Over the weekend, German Chancellor Angela Merkel and French President Nicolas Sarkozy promised to present a plan before a G20 summit early next month to shore up euro zone banks, settle the Greek debt crisis and help growth in Europe.

“The optimism is amazing to me—I don’t think any market participant is saying things are fixed in Europe, but what they’re hoping is that by the time Europe starts to resurface again in a few months from now, there will be traction in our economy that will be enough of a positive to wipe out the negative there,” Jim Iuorio of TJM Institutional Services told CNBC.

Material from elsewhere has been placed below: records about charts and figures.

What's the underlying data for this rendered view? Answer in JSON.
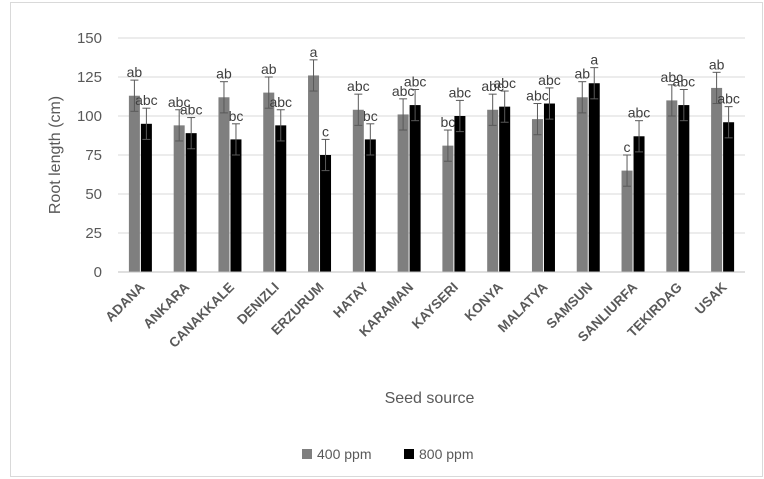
{
  "chart_data": {
    "type": "bar",
    "xlabel": "Seed source",
    "ylabel": "Root length (cm)",
    "ylim": [
      0,
      150
    ],
    "yticks": [
      0,
      25,
      50,
      75,
      100,
      125,
      150
    ],
    "grid": true,
    "legend_position": "bottom",
    "categories": [
      "ADANA",
      "ANKARA",
      "CANAKKALE",
      "DENIZLI",
      "ERZURUM",
      "HATAY",
      "KARAMAN",
      "KAYSERI",
      "KONYA",
      "MALATYA",
      "SAMSUN",
      "SANLIURFA",
      "TEKIRDAG",
      "USAK"
    ],
    "series": [
      {
        "name": "400 ppm",
        "color": "#7f7f7f",
        "values": [
          113,
          94,
          112,
          115,
          126,
          104,
          101,
          81,
          104,
          98,
          112,
          65,
          110,
          118
        ],
        "errors": [
          10,
          10,
          10,
          10,
          10,
          10,
          10,
          10,
          10,
          10,
          10,
          10,
          10,
          10
        ],
        "labels": [
          "ab",
          "abc",
          "ab",
          "ab",
          "a",
          "abc",
          "abc",
          "bc",
          "abc",
          "abc",
          "ab",
          "c",
          "abc",
          "ab"
        ]
      },
      {
        "name": "800 ppm",
        "color": "#000000",
        "values": [
          95,
          89,
          85,
          94,
          75,
          85,
          107,
          100,
          106,
          108,
          121,
          87,
          107,
          96
        ],
        "errors": [
          10,
          10,
          10,
          10,
          10,
          10,
          10,
          10,
          10,
          10,
          10,
          10,
          10,
          10
        ],
        "labels": [
          "abc",
          "abc",
          "bc",
          "abc",
          "c",
          "bc",
          "abc",
          "abc",
          "abc",
          "abc",
          "a",
          "abc",
          "abc",
          "abc"
        ]
      }
    ]
  }
}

The optimism helped propel commodities higher—gold surged to near $1,670 an ounce, while U.S. light, sweet crude and London Brent crude both rallied more than 2 percent each. The euro jumped over 2 percent against the safe-haven dollar. The last time the euro move up more than 2 percent against the greenback was in July 2010.

Banks are once again in focus after the board of Franco-Belgian bank Dexia [ DEXI.BR 0.805 -0.04 (-4.73%) ] agreed to the nationalization of its Belgian banking division and secured state guarantees after the bank—which has been significantly exposed to Greek debt—ran into liquidity trouble. Dexia shares jumped 10 percent, erasing an earlier drop of almost 30 percent after resuming trading.

Shares of U.S. financials rallied as France and Germany's pledge in addition to Dexia's rescue helped ease worries that lenders would be exposed to losses at their European counterparts. Morgan Stanley [ MS 15.29 +1.05 (+7.37%) ] and Citigroup [ C 26.49 +1.86 (+7.55%) ] surged more than 5 percent each.